It’s been a while since Afenginn released a new album – if you discount the re-recording of old favourites for their ‘best of’ collection,
Bastard Etno. Since then there have been a few changes, including a new bass player and the sobriety of leader/mandolin player/ composer Kim Rafael Nyberg. That has its inevitable reflection in the music, for the most part calmer and far more melodic, with Nyberg’s mandolin far more prominent than it has been on previous discs. It’s not so much as record of individual tracks, but an extended piece, where one movement segues quite seamlessly into the next, quite orchestral in its scope and ambition – and succeeding. There’s ebb and flow – Hostbar, for instance, builds to a gorgeous peak with Rasmus Krøyer’s clarinet until mandolin arpeggios lead into Höstbvisa 1, with a theme that could almost have come from
fin de Siècle with its lulling waltz rhythm. The addition of a few guests adds more texture and colour to the music, but they’re used sparingly, like the trombone and marimba in Septem Turbido – Höstbvisa 2. While not outwardly the band’s most adventurous outing (that was probably Reptilica Polaris with its male voice choir), it’s the most satisfying, with a maturity in the writing and a sense of playing to the strengths of all the members, of developing the themes and creating delicious little variations that thread together with great beauty. Where Afenginn used to have great flippancy, they’ve become more serious, but that’s not a bad thing when faced with something quite demanding. And it’s not all sailing on placid waters. Obscare edges into Stravinsky territory, with lurch rhythms and surprises, with beauty and a hefty stomp, melody and sharp dissonance, moving side by side to a resolution, coming as a stragen, disorienting interlude in the proceedings.

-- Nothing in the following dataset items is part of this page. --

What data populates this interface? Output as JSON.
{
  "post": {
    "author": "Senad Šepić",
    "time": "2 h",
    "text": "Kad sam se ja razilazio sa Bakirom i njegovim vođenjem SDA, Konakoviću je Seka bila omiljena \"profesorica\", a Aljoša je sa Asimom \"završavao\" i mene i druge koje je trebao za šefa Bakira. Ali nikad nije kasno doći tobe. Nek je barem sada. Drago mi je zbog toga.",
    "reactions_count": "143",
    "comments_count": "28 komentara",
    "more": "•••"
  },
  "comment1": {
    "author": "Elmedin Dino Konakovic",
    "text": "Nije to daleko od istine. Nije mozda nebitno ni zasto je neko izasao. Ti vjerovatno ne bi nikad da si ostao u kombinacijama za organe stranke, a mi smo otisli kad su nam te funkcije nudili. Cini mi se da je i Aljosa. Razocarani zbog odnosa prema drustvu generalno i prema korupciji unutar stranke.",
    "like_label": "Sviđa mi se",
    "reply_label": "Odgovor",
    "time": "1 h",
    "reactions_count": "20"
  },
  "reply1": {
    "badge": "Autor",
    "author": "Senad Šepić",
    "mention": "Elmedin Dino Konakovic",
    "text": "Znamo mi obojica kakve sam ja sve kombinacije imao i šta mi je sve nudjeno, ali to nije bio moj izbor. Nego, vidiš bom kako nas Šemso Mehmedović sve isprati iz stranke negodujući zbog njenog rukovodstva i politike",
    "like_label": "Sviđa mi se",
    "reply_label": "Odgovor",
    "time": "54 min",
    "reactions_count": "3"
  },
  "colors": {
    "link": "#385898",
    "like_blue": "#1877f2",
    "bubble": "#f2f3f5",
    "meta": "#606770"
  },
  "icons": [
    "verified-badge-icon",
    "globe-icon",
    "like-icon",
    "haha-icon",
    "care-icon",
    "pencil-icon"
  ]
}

Autumnus Elegia lives up to its title, melancholic minor-key piano work from guest Nikolaj Busk in a piece curiously reminiscent of Beethoven without the pomp, then adding gypsy violin, vibes and clarinet to the stew as it morphs into Missa Tripus. It’s an album to delight and astonish, and easily the best of their career, taking them further and further from any pigeonhole? Definitely not Danish, other than most of the musicians, not folk, not jazz, not quite classical. It’s Afenginn music. And, as ever, the packaging is wonderful.